|Computational Mathematics Seminar Series|
|Generating Polynomial Method for Non-symmetric Tensor Decomposition|
|Zequn Zheng, Louisiana State University|
|Digital Media Center 1034
September 26, 2023 - 03:30 pm
Tensors or multidimensional arrays are higher order generalizations of matrices. They are natural structures for expressing data that have inherent higher order structures. Tensor decompositions play an important role in learning those hidden structures. There exist both optimization-based methods and algebraic methods for the tensor decomposition problem, optimization-based methods regard the tensor decomposition problem as a nonconvex optimization problem and apply optimization methods to solve it. Hence, they usually suffer from local minimum and may not be able to find a satisfactory tensor decomposition. Algebraic methods usually require the tensor rank to be not too large and the running time is not so satisfying for large tensors.

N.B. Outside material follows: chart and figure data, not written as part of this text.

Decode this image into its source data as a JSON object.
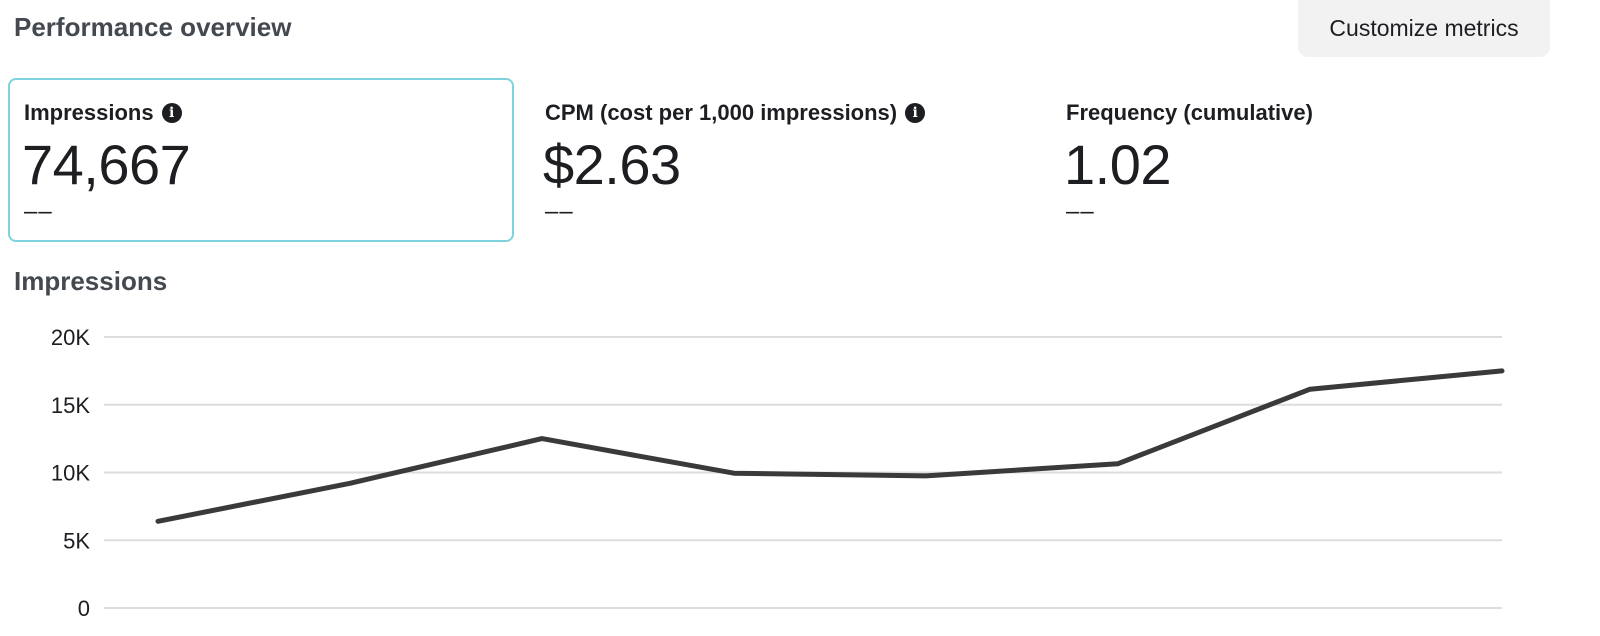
{
  "header": {
    "title": "Performance overview",
    "customize_label": "Customize metrics"
  },
  "metrics": [
    {
      "label": "Impressions",
      "value": "74,667",
      "delta": "––",
      "has_info": true,
      "selected": true
    },
    {
      "label": "CPM (cost per 1,000 impressions)",
      "value": "$2.63",
      "delta": "––",
      "has_info": true,
      "selected": false
    },
    {
      "label": "Frequency (cumulative)",
      "value": "1.02",
      "delta": "––",
      "has_info": false,
      "selected": false
    }
  ],
  "icons": {
    "info": "info-icon"
  },
  "colors": {
    "selected_border": "#7fd3dc",
    "line": "#3a3a3a",
    "grid": "#dddddd",
    "button_bg": "#f2f2f2"
  },
  "chart": {
    "title": "Impressions"
  },
  "chart_data": {
    "type": "line",
    "title": "Impressions",
    "xlabel": "",
    "ylabel": "",
    "ylim": [
      0,
      20000
    ],
    "yticks": [
      0,
      5000,
      10000,
      15000,
      20000
    ],
    "ytick_labels": [
      "0",
      "5K",
      "10K",
      "15K",
      "20K"
    ],
    "grid": true,
    "series": [
      {
        "values": [
          6400,
          9200,
          12500,
          9950,
          9750,
          10650,
          16150,
          17500
        ]
      }
    ]
  }
}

In this talk, we present a novel algorithm to find the tensor decompositions utilizing generating polynomials. Under some conditions on the tensor's rank, we prove that the exact tensor decomposition can be found by our algorithm. Numerical examples successfully demonstrate the robustness and efficiency of our algorithm.
Zequn Zheng is a Postdoctoral Researcher in the Mathematics Department at Louisiana State University. His current research includes optimization, tensor computation, and their applications in machine learning and data science. Prior to joining LSU, he obtained Ph.D. in mathematics from UC San Diego, where he conducted research in data science and tensor computation.